2013 yılının Temmuz ayında İHH o zamanlar Ahrar’uş Şam, IŞİD ve El Nusra’nın kontrolündeki Rakka’da iftar vermişti.

Eylül ayında IŞİD ve Aharu’ş Şam arasındaki bir anlaşmazlıkta da İHH’nın adı geçmişti. İdlib’de Ahraru’ş Şam’ın yardım konvoyunu durduran IŞİD’in elinden kaçan İHH yetkilisi Nurettin Zengi adlı bir başka gruba sığınmıştı. İHH Başkanı Bülent Yıldırım’ın konuşmacı olarak katıldığı 15 Mart 2013 tarihli “Direnişin 3. yılında Suriye ve Yetimleri” başlıklı panelde, konuşmacılardan bir diğeri ise Ahraru’ş Şam temsilcisi Ebu Abdurrahman’dı.

Geçtiğmiz aylarda Rakka’da yaşanan trafik kazasında örgütün yöneticilerinden Ebu Yahya El Kurdi öldüğünde Özgür-Der de bu kişinin yardımları Suriye’ye ulaştıran isim olduğunu açıklamıştı.

Reyhanlı’nın karşısındaki Bab el-Hava sınır kapısını da elinde bulunduran Ahrar, buraya geçtiğimiz aylarda “sivil” otoriteye devrettiğini söylemişti. Ancak yerel kaynaklar, sınırın hala Ahrar’ın kontrolünde olduğunu ve bu hamlenin Türkiye’nin Batı’ya “merak etmeyin” mesajı olduğunu öne sürdüler.

AHRAR NUSRA’YI ‘SATMAYACAK’
Batı medyasındaki bütün bu sözlere rağmen, Ahrar’uş Şam’ın Nusra Cephesi’ni yarı yolda bırakacağına dair bir emare bulunmuyor.

Ahrar’ın askeri komutanı Ebu Salih Tahhan, kişisel Twitter hesabından gönderdiği bir mesajda, Nusra’yı “satmayacaklarını” söyledi.

Tahhan, “Yabancıların onayını alma karşılığında bize yakın olanları satacağımızı düşünenler ahmaktır” dedi.

KATAR BAĞLANTISI
Ahrar’uş Şam’ı parlatma seansının Brookings’te başlaması da hayli manidar.

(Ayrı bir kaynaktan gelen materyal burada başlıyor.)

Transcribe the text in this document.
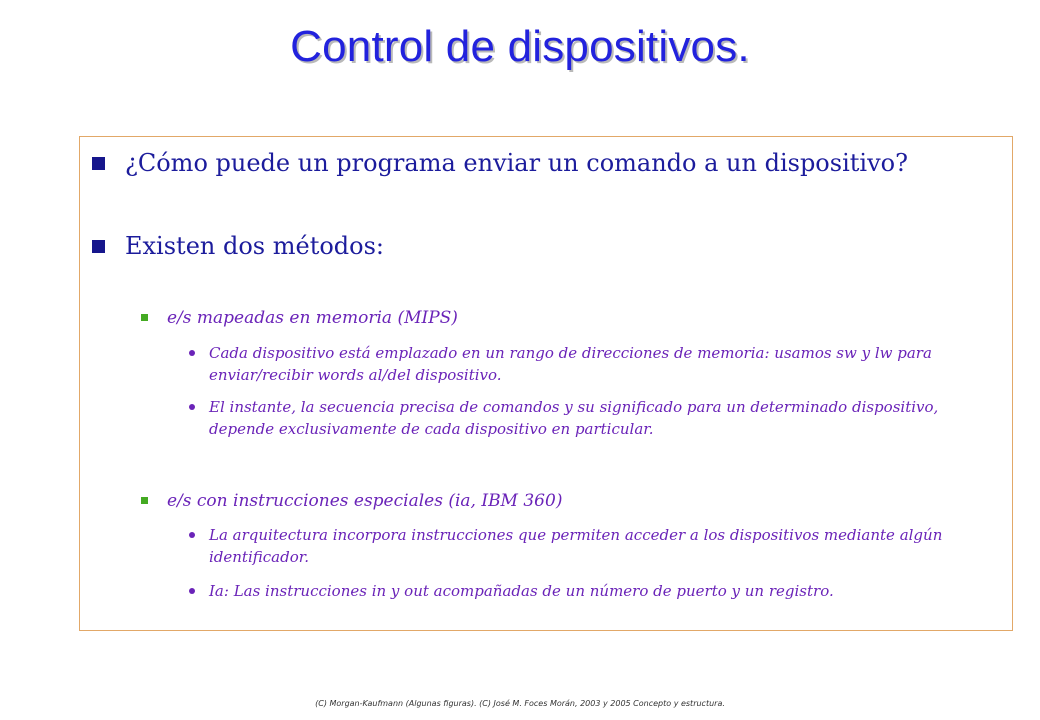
Control de dispositivos.
¿Cómo puede un programa enviar un comando a un dispositivo?
Existen dos métodos:
e/s mapeadas en memoria (MIPS)
Cada dispositivo está emplazado en un rango de direcciones de memoria: usamos sw y lw para enviar/recibir words al/del dispositivo.
El instante, la secuencia precisa de comandos y su significado para un determinado dispositivo, depende exclusivamente de cada dispositivo en particular.
e/s con instrucciones especiales (ia, IBM 360)
La arquitectura incorpora instrucciones que permiten acceder a los dispositivos mediante algún identificador.
Ia: Las instrucciones in y out acompañadas de un número de puerto y un registro.
(C) Morgan-Kaufmann (Algunas figuras). (C) José M. Foces Morán, 2003 y 2005 Concepto y estructura.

Geçtiğimiz sene Eylül ayında New York Times’ın yayımladığı bir habere göre, Katar yönetimi 2013 yılında Brookings’e 14.8 milyon dolar bağış yapmıştı.

Geçtiğimiz senenin başlarında da, Brookings’te çalışan 3 yazar, Will McCants, Michael Doran ve Clint Watts ABD yönetimine Ahrar’uş Şam’ı destekleme çağrısı yapmıştı.

2014 yılındaki bir Reuters haberinde, Ahrar’uş Şam’ın Katar tarafından finanse edildiği, örgütün komutanları tarafından kabul edilmişti.

‘ILIMLI’ AHRAR’IN YAPTIKLARI
Batıda “ılımlı” olarak pazarlanan Ahrar’uş Şam, son olarak İdlib’deki Şii beldeleri Fua ve Kefraya’ya gelişigüzel roketler fırlatarak onlarca sivilin ölmesine neden olan saldırıya katıldı.

Yine örgüt, Halep’te cuma namazı esnasında dükkanlarını kapatmadıkları gerekçesiyle iki kişiyi halkın içinde kırbaçlamıştı.

2013 ve 2014’te IŞİD ile Nusra’nın Lazkiye’ye yönelik saldırısına ve Alevi katliamlarına Ahrar da iştirak etmişti. Yine 2013’te Halep Minnağ Hava Üssü’ne IŞİD tarafından yapılan saldırıda da Ahrar’uş Şam militanları vardı.